Among the common problems faced by expatriate communities, she names transition, cultural shock, adaptation, finding new support systems, creating a social and professional environment, and creating a "home” as the most common.

"Transition starts when you receive the announcement of your departure and ends when you are settled back and can function normally in your new environment and work. Transition can be difficult if not addressed with respect to who you are and what you want to achieve. It can be a life opportunity if used as a springboard to new horizons.”

Therapy through art

As an artist and art therapist, she combines her creative life and life experiences with her professional training. In essence, she practices "the art of coaching through art.”

She has exhibited some of her art works at the US Embassy in South Africa (2006, 2007); L’art gourmand, La Hulpe, Belgium –Eclats de lumiere (2008) ; Art in the Park, Pretoria, South Africa (2008) ; the Alliance Française de Pretoria, South Africa- Voyages (2009), among others.

Last year, she held a private exhibition, Ambre, in Kigali, while this month, she has on on-going exhibition at The Office, in Kiyovu.

Tollenaere describes her art as "a wave in the ocean”. From water colours to ceramics she swings from deep anchoring to butterfly lightness, from a sense of belonging to one of wondering.

She gathers her techniques around Europe and Africa to gain the ease and the diversity she express in her art work. Colours from pigments and organic shapes she finds in nature are the foundation of her art.

She conducts private art classes at her home in Kimihurura twice every week.

Experiences documented

Tollenaere has authored a book, The Art of Possibilities, that is directly inspired and informed personal and professional experience of creating her own path and helping others to live an internationally mobile life.

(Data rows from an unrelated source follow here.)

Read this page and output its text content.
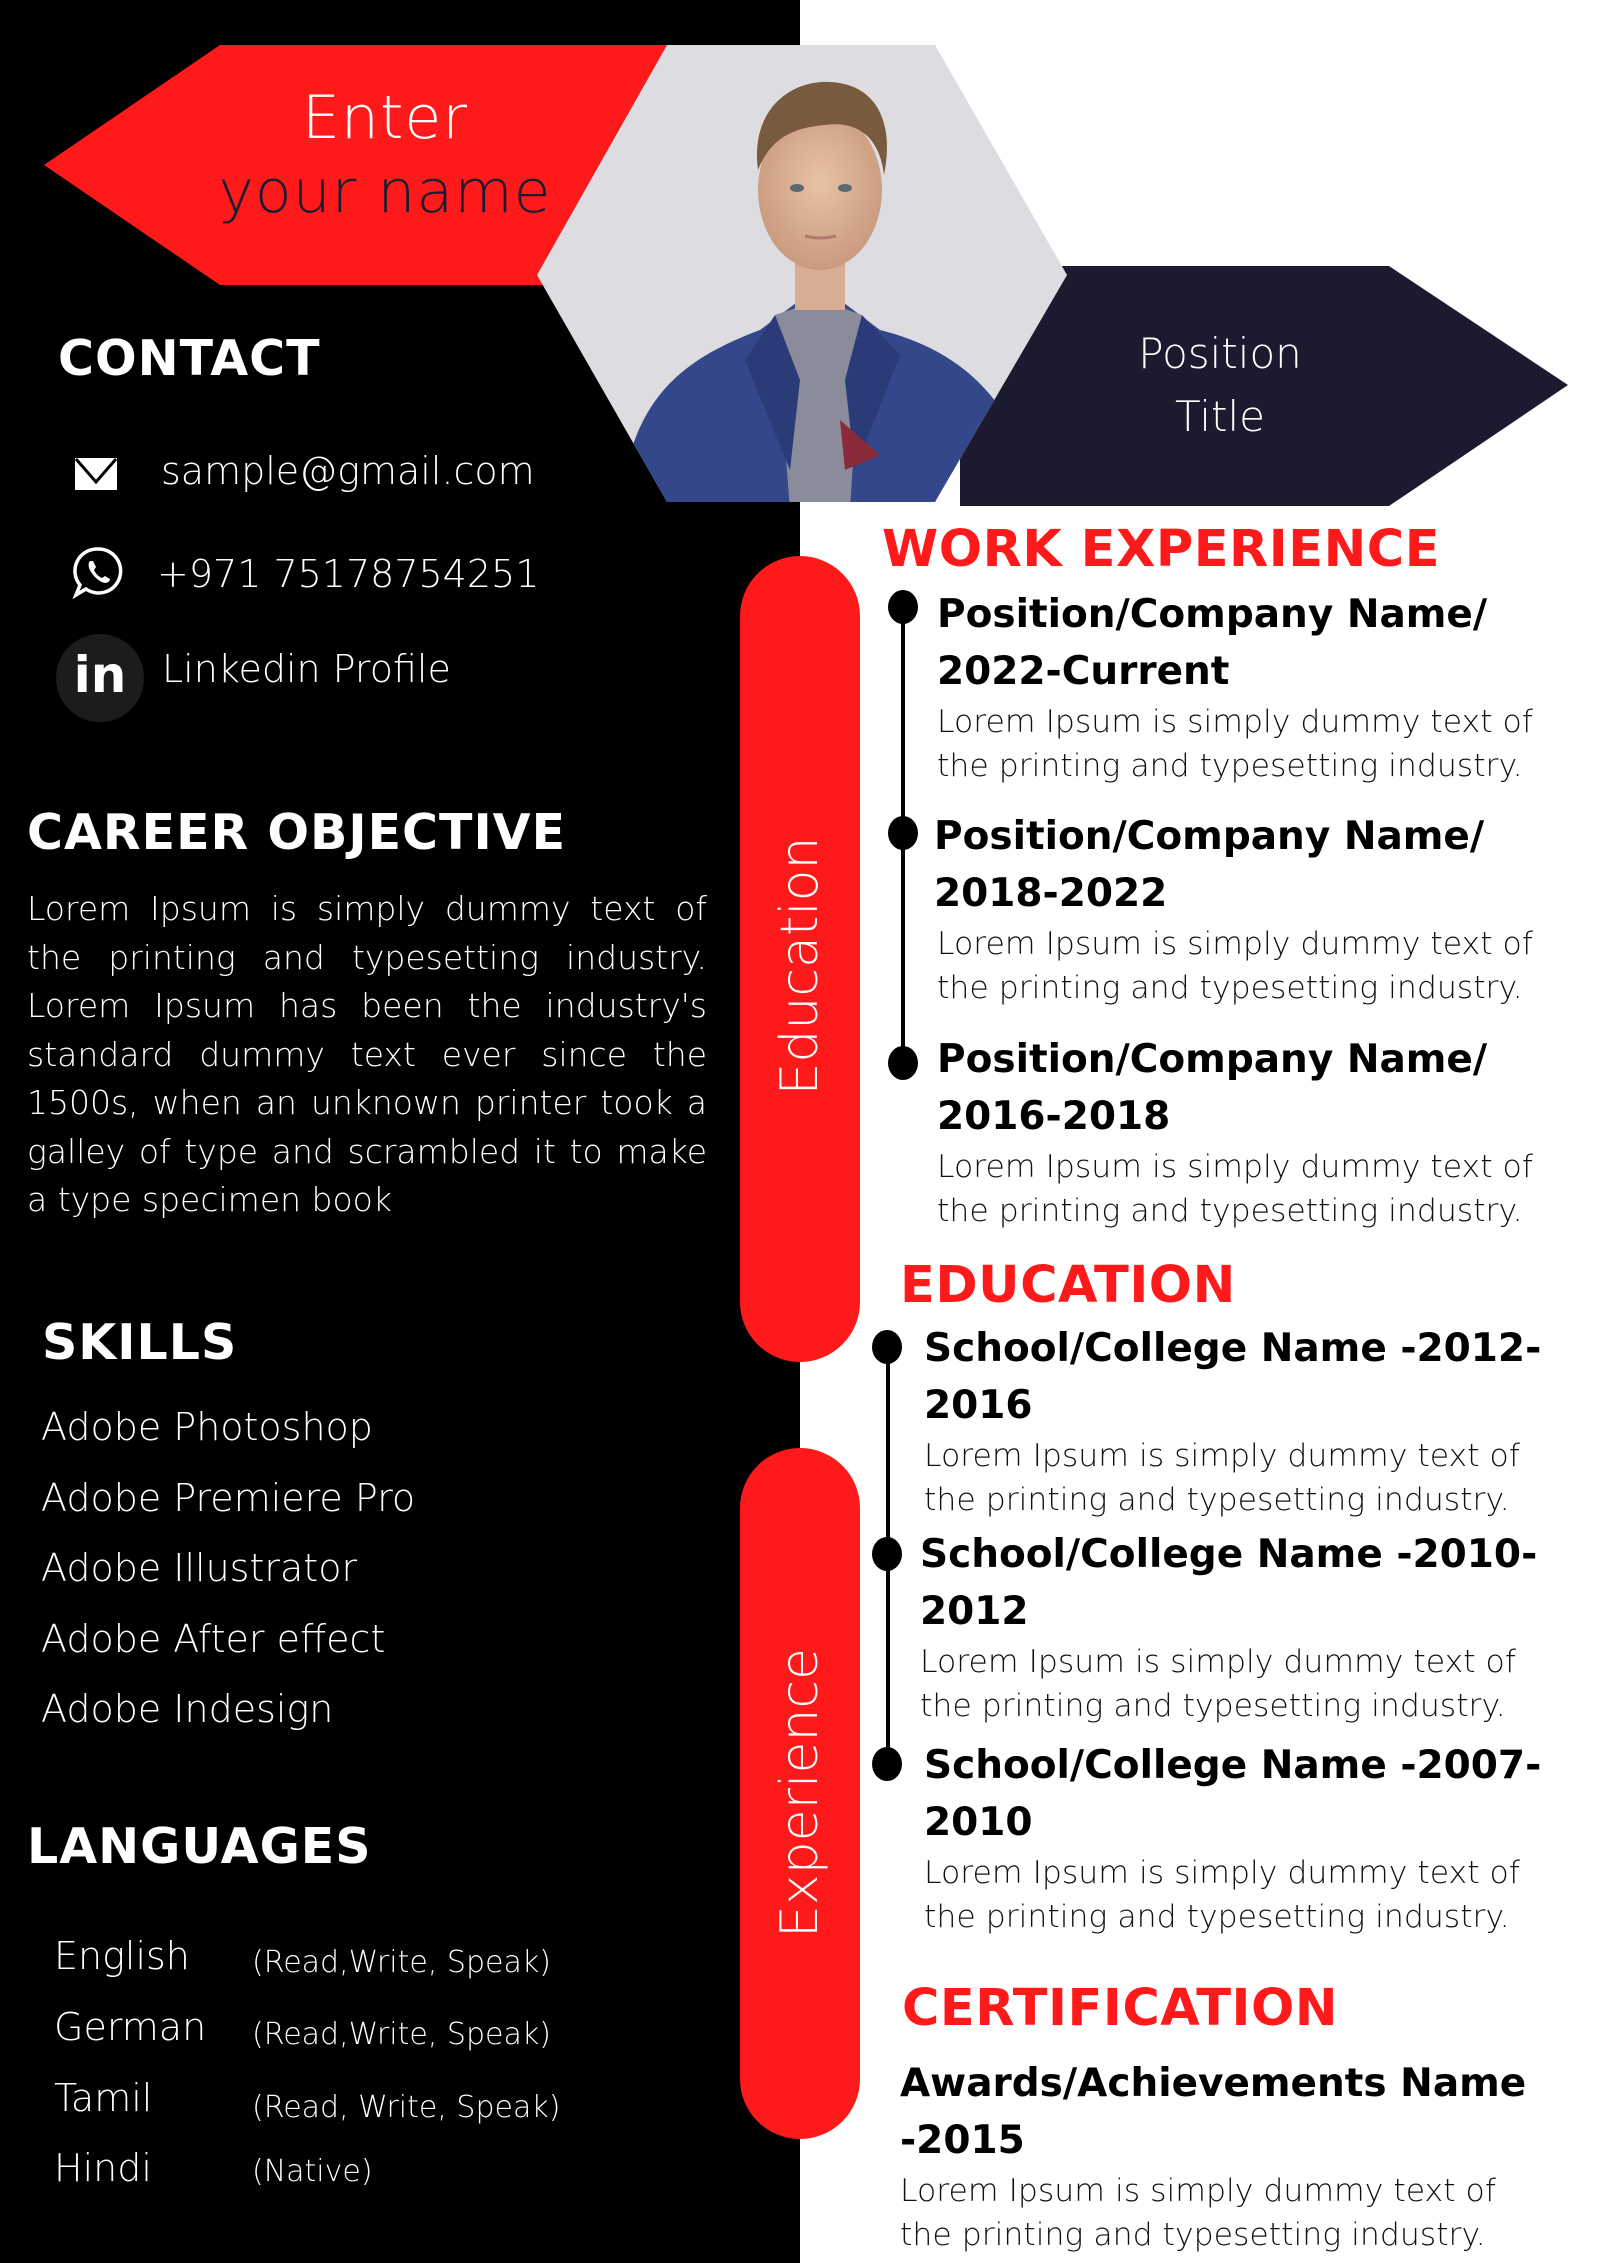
Enter
your name
Position
Title
CONTACT
sample@gmail.com
+971 75178754251
in Linkedin Profile
CAREER OBJECTIVE
Lorem Ipsum is simply dummy text of the printing and typesetting industry. Lorem Ipsum has been the industry's standard dummy text ever since the 1500s, when an unknown printer took a galley of type and scrambled it to make a type specimen book
SKILLS
Adobe Photoshop
Adobe Premiere Pro
Adobe Illustrator
Adobe After effect
Adobe Indesign
LANGUAGES
English (Read,Write, Speak)
German (Read,Write, Speak)
Tamil	(Read, Write, Speak)
Hindi	(Native)
Education
Experience
WORK EXPERIENCE
Position/Company Name/ 2022-Current
Lorem Ipsum is simply dummy text of the printing and typesetting industry.
Position/Company Name/ 2018-2022
Lorem Ipsum is simply dummy text of the printing and typesetting industry.
Position/Company Name/ 2016-2018
Lorem Ipsum is simply dummy text of the printing and typesetting industry.
EDUCATION
School/College Name -2012-2016
Lorem Ipsum is simply dummy text of the printing and typesetting industry.
School/College Name -2010-2012
Lorem Ipsum is simply dummy text of the printing and typesetting industry.
School/College Name -2007-2010
Lorem Ipsum is simply dummy text of the printing and typesetting industry.
CERTIFICATION
Awards/Achievements Name -2015
Lorem Ipsum is simply dummy text of the printing and typesetting industry.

The book offers unique approaches to "making friends” with your new experiences, and ways to wade through the initial confusion that can lead to loss of connection with self and environment.

The book opens with the expatriate’s loss of familiar references and the diminished sense of self esteem that accompanies whom we believe we are and what we assume to be our everyday life competencies when we are thrown into a new environment. The author’s therapeutic stance urges her to start with the conflicts of life and cultures. The reader is asked to imagine previous life, the unsettling of transition, and a desired state.

She describes the book as, "an opportunity for self knowledge, awareness, and dilemma resolution through artistic, psychological and spiritual engagement.”